The Australian dollar rallied to a high of 0.7609 last night, but was pushed back by sellers and is now back trading at .7579 level.
“That’s not a huge move by any stretch of the imagination,” said Greg McKenna, chief market strategist at CFD and FX provider AxiTrader.
“But it (Aussie dollar) is still showing signs of being under pressure.”
However, McKenna said this afternoon’s statement from the Reserve Bank of Australia (RBA) may provide some support for the bulls if it again highlights the positive outlook for growth with little prospect of rate hikes.
“But Governor Lowe might just take the opportunity to subtly jawbone the Aussie dollar lower,” McKenna said.

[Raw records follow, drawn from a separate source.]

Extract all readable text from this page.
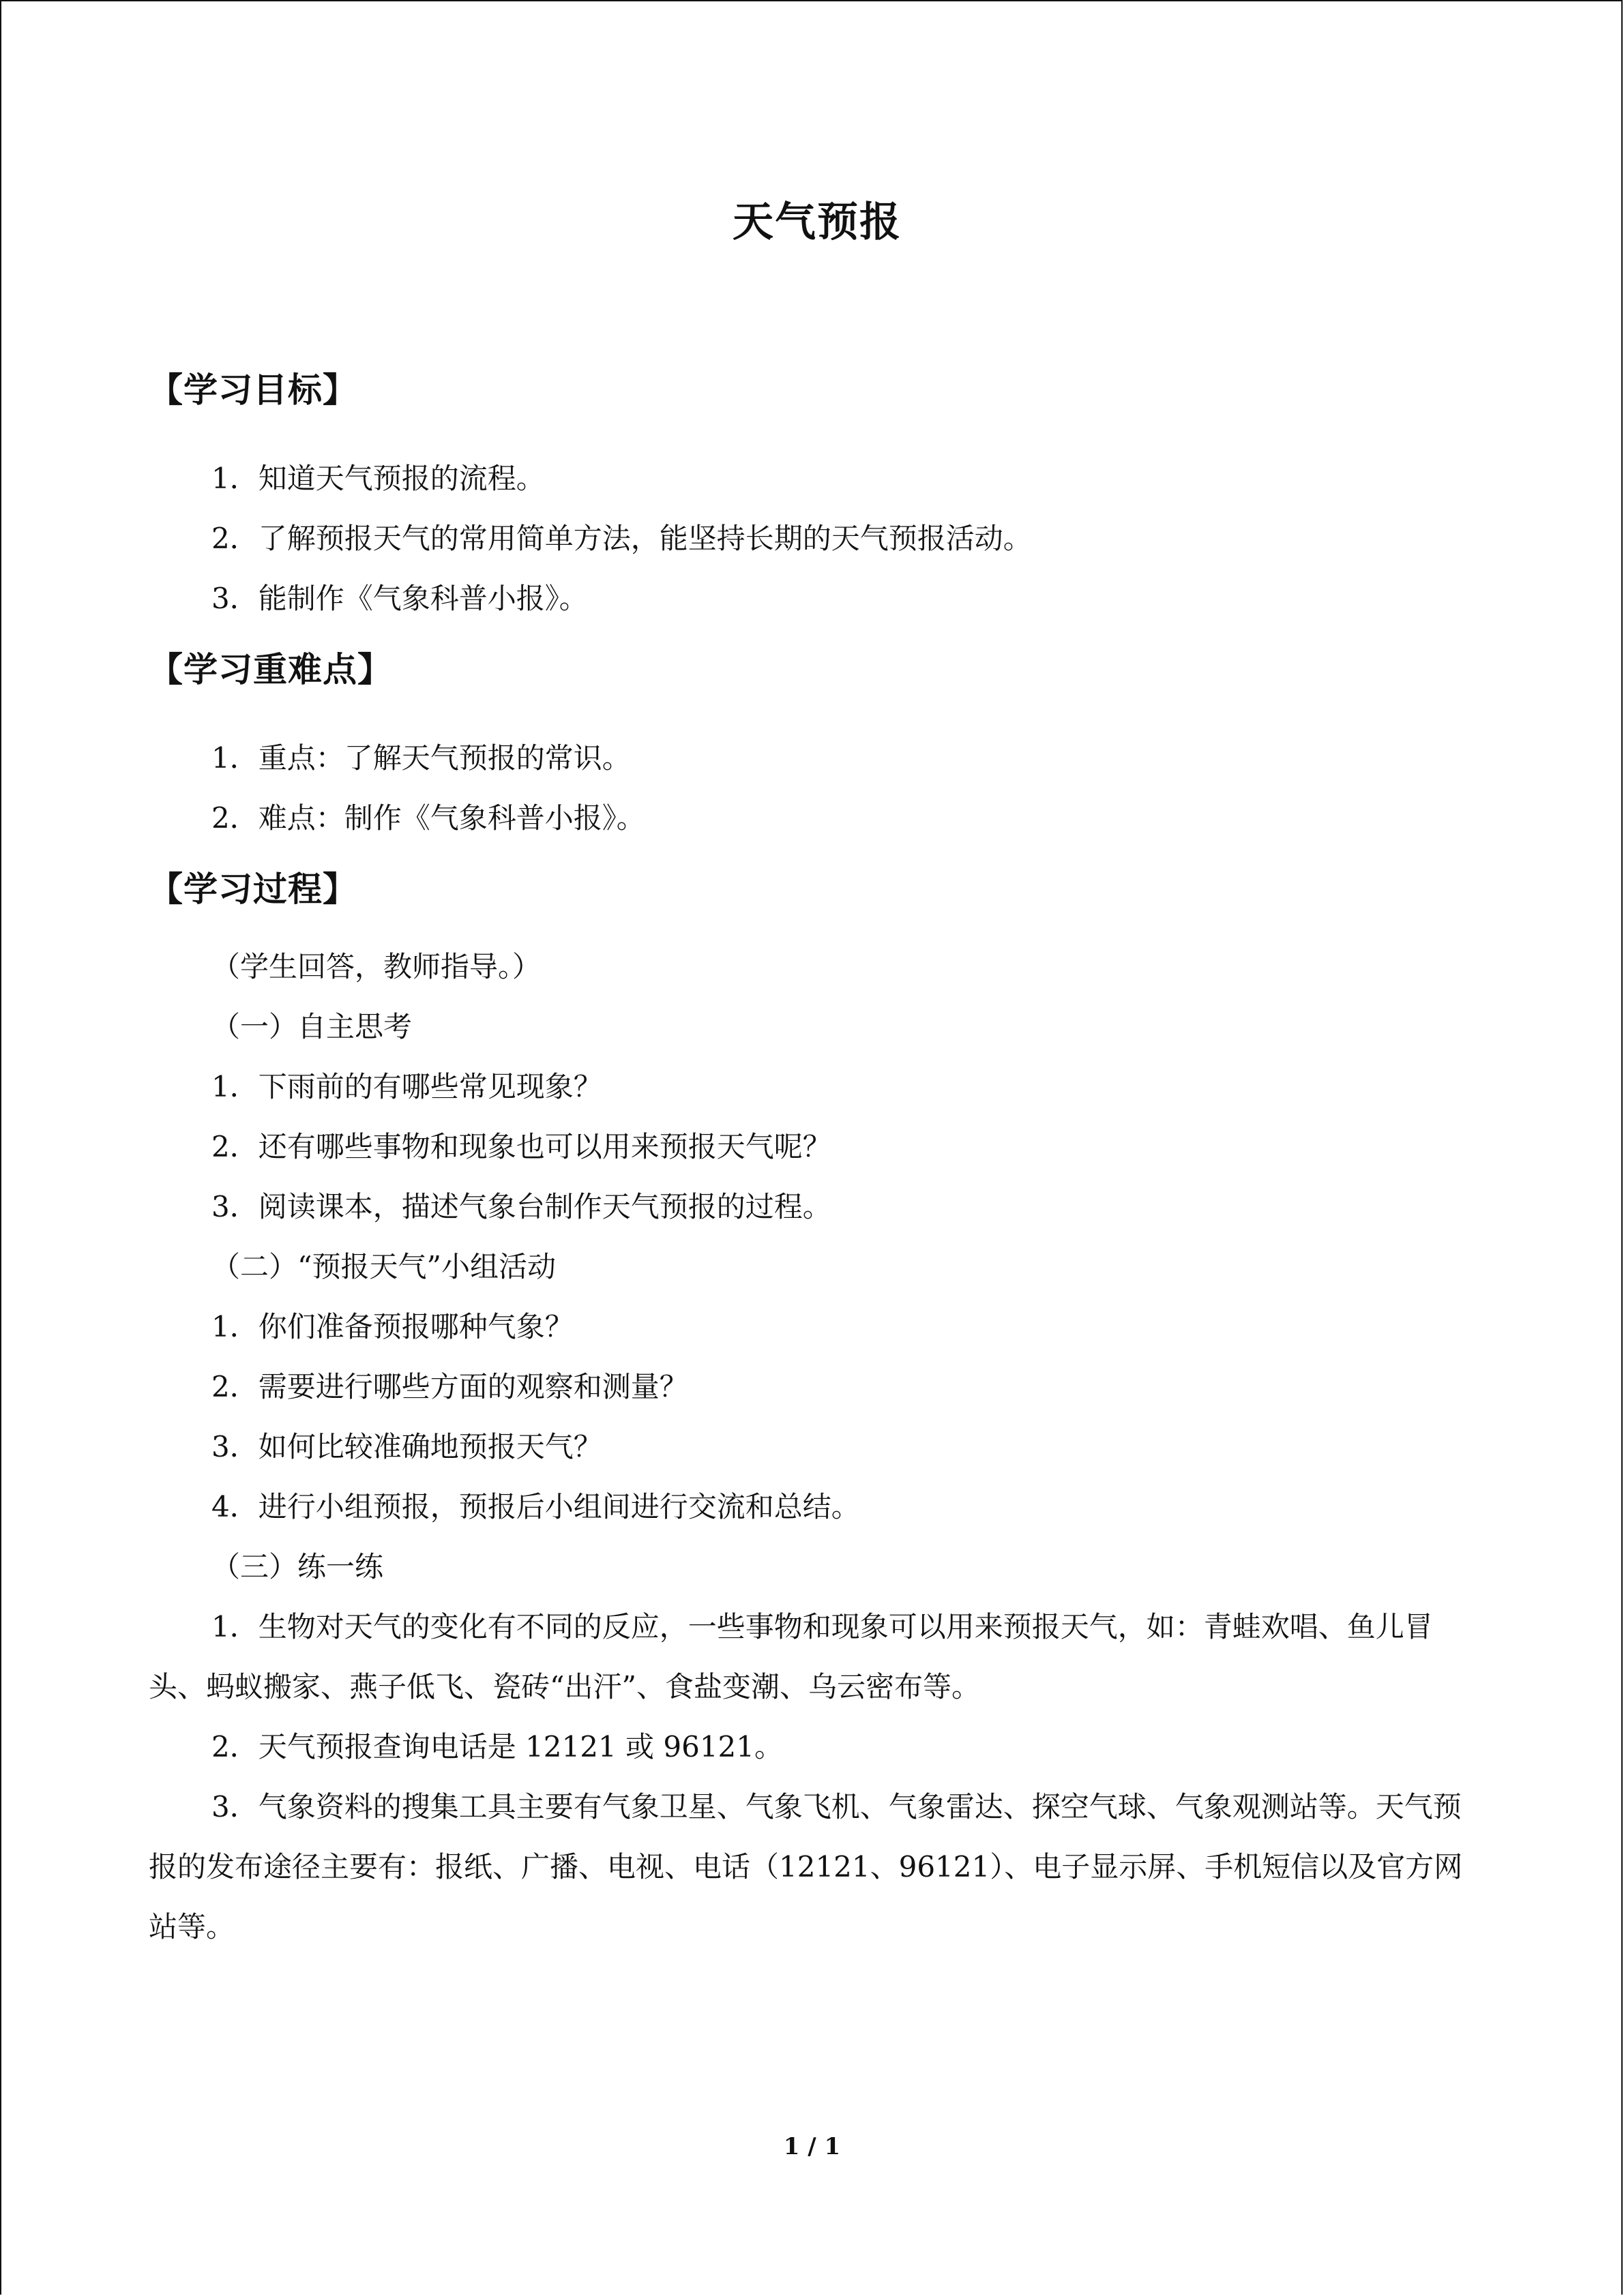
天气预报
【学习目标】
1．知道天气预报的流程。
2．了解预报天气的常用简单方法，能坚持长期的天气预报活动。
3．能制作《气象科普小报》。
【学习重难点】
1．重点：了解天气预报的常识。
2．难点：制作《气象科普小报》。
【学习过程】

（学生回答，教师指导。）

（一）自主思考

1．下雨前的有哪些常见现象？

2．还有哪些事物和现象也可以用来预报天气呢？

3．阅读课本，描述气象台制作天气预报的过程。

（二）“预报天气”小组活动

1．你们准备预报哪种气象？

2．需要进行哪些方面的观察和测量？

3．如何比较准确地预报天气？

4．进行小组预报，预报后小组间进行交流和总结。

（三）练一练

1．生物对天气的变化有不同的反应，一些事物和现象可以用来预报天气，如：青蛙欢唱、鱼儿冒头、蚂蚁搬家、燕子低飞、瓷砖“出汗”、食盐变潮、乌云密布等。

2．天气预报查询电话是 12121 或 96121。

3．气象资料的搜集工具主要有气象卫星、气象飞机、气象雷达、探空气球、气象观测站等。天气预报的发布途径主要有：报纸、广播、电视、电话（12121、96121）、电子显示屏、手机短信以及官方网站等。

1 / 1
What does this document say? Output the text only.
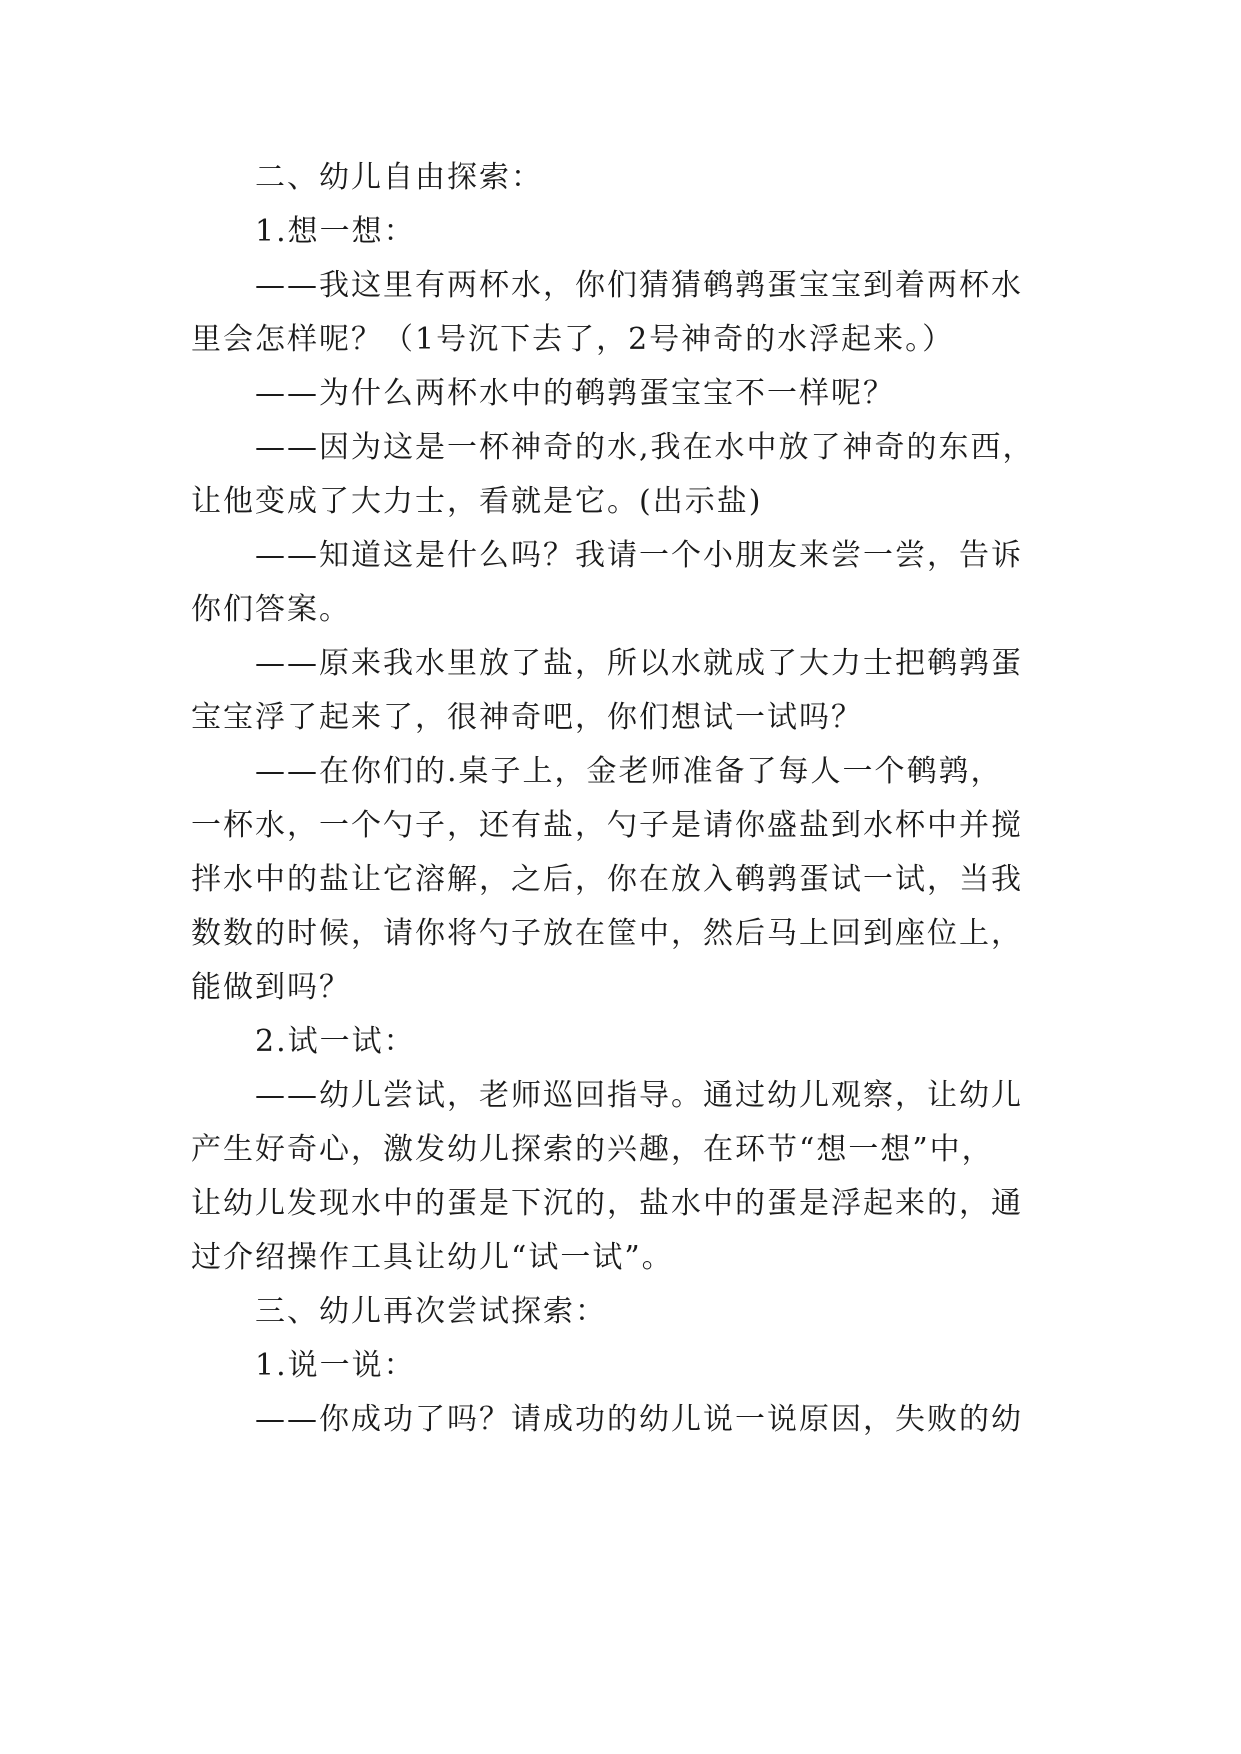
二、幼儿自由探索：
1.想一想：
——我这里有两杯水，你们猜猜鹌鹑蛋宝宝到着两杯水
里会怎样呢？（1号沉下去了，2号神奇的水浮起来。）
——为什么两杯水中的鹌鹑蛋宝宝不一样呢？
——因为这是一杯神奇的水,我在水中放了神奇的东西，
让他变成了大力士，看就是它。(出示盐)
——知道这是什么吗？我请一个小朋友来尝一尝，告诉
你们答案。
——原来我水里放了盐，所以水就成了大力士把鹌鹑蛋
宝宝浮了起来了，很神奇吧，你们想试一试吗？
——在你们的.桌子上，金老师准备了每人一个鹌鹑，
一杯水，一个勺子，还有盐，勺子是请你盛盐到水杯中并搅
拌水中的盐让它溶解，之后，你在放入鹌鹑蛋试一试，当我
数数的时候，请你将勺子放在筐中，然后马上回到座位上，
能做到吗？
2.试一试：
——幼儿尝试，老师巡回指导。通过幼儿观察，让幼儿
产生好奇心，激发幼儿探索的兴趣，在环节“想一想”中，
让幼儿发现水中的蛋是下沉的，盐水中的蛋是浮起来的，通
过介绍操作工具让幼儿“试一试”。
三、幼儿再次尝试探索：
1.说一说：
——你成功了吗？请成功的幼儿说一说原因，失败的幼
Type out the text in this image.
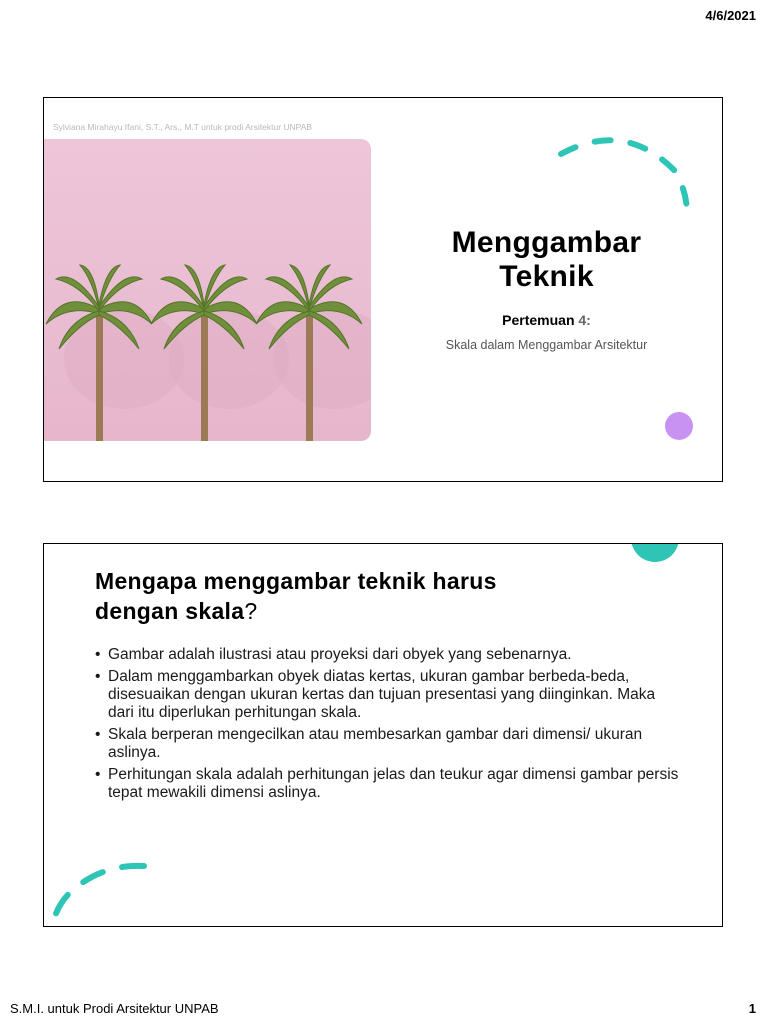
4/6/2021
Sylviana Mirahayu Ifani, S.T., Ars., M.T untuk prodi Arsitektur UNPAB
Menggambar
Teknik
Pertemuan 4:
Skala dalam Menggambar Arsitektur
Mengapa menggambar teknik harus
dengan skala?
• Gambar adalah ilustrasi atau proyeksi dari obyek yang sebenarnya.
• Dalam menggambarkan obyek diatas kertas, ukuran gambar berbeda-beda, disesuaikan dengan ukuran kertas dan tujuan presentasi yang diinginkan. Maka dari itu diperlukan perhitungan skala.
• Skala berperan mengecilkan atau membesarkan gambar dari dimensi/ ukuran aslinya.
• Perhitungan skala adalah perhitungan jelas dan teukur agar dimensi gambar persis tepat mewakili dimensi aslinya.
S.M.I. untuk Prodi Arsitektur UNPAB	1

In the meantime, he also noted that traders have been sanguine about a clear message from the US Federal Reserve’s indication of a March rate hike.
He also pointed out that reluctance of traders and investors to add to their US dollar longs in this environment has helped the Australian dollar find some support again overnight.
But there are subtle signs that the key drivers of the Aussie rally – commodity prices, investor risk appetite, stable interest rate differentials – have turned negative for the Aussie in the past week or so.
This turn has coincided with a market which went as long as it has been since the Aussie’s failed attempt above 78 cents last April, McKenna noted.
“That means there is potentially plenty of supply overhead on any rally in the Aussie,”
“That’s doubly the case because the turn in the Aussie and its drivers accords with many investors forecasts of the outlook for the Aussie dollar,” McKenna said.
On the RBA statement this afternoon, McKenna said: “If, as Governor Lowe told a parliamentary committee two Fridays ago that rate cuts are off the table because of the potential impact on housing prices, then a lower Aussie dollar is the best way to add stimulus to the economy.”
He added, “How Governor Lowe can engineer such a move in his statement today, when he’s likely to reinforce the strength of the domestic economic outlook, is difficult to guess. Unless of course he highlights that the RBA expects commodity prices are going to pull back from recent highs.”